Les cirques avec animaux sauvages bannis des villes

cirque

Par Audrey Garric - Le Monde

Sous la pression des militants animalistes, les municipalités refusent de plus en plus d’accueillir les chapiteaux

« Artistes à quatre pattes » pour les uns, « êtres emprisonnés et brisés » pour les autres. Les éléphants assis sur des tabourets et les tigres traversant des cerceaux de feu vont-ils déserter les chapiteaux ? La question est posée, tant le mouvement contre la présence d’animaux sauvages dans les cirques prend de l’ampleur. La fronde menée par les associations animalistes bouscule les établissements traditionnels, Bouglione, Pinder ou Gruss, forcés d’organiser la riposte.

La situation est si tendue entre les deux camps que le gouvernement doit créer dans les jours qui viennent, par décret, une commission consultative interministérielle afin d’organiser une concertation permanente entre les cirques, les ministères concernés (culture, intérieur, transition écologique, agriculture) et les élus. « Il s’agira de régler différents problèmes, notamment celui des communes qui ne veulent plus accueillir les cirques avec animaux à cause des pressions des animalistes », indique Pascal Faton, rapporteur de la mission interministérielle sur les cirques et forains, qui a rendu son rapport en juin.

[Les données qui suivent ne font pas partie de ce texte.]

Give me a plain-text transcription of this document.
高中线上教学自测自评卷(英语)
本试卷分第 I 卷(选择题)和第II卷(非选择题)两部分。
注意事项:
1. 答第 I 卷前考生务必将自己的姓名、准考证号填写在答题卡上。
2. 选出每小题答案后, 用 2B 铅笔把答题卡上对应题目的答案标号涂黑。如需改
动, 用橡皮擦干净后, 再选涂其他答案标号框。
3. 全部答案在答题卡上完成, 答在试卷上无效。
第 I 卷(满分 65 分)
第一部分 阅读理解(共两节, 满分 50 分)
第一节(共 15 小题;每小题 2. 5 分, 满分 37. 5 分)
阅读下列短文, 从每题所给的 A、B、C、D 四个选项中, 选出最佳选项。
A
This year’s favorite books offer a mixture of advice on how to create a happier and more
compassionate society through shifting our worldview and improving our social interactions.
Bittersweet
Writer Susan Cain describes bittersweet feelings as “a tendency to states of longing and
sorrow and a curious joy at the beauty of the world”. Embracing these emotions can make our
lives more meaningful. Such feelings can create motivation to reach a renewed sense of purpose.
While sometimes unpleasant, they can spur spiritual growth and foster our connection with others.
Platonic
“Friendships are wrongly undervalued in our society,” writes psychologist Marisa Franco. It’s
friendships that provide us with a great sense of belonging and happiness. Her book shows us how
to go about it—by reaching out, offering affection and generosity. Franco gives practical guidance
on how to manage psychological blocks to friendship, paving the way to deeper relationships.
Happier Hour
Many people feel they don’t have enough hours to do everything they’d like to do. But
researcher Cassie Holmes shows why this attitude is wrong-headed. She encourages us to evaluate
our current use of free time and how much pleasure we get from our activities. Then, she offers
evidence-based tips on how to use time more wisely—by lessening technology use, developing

Sous l’impulsion des ONG, mais aussi d’une opinion publique toujours plus sensible à la cause animale, une soixantaine de villes françaises ont signé des arrêtés municipaux interdisant les cirques d’animaux sauvages ou domestiques, comme Bastia, jeudi, ou Six-Fours-les-Plages (Var), il y a un mois. En réalité, ce chiffre, bien qu’en augmentation constante, est largement sous-estimé.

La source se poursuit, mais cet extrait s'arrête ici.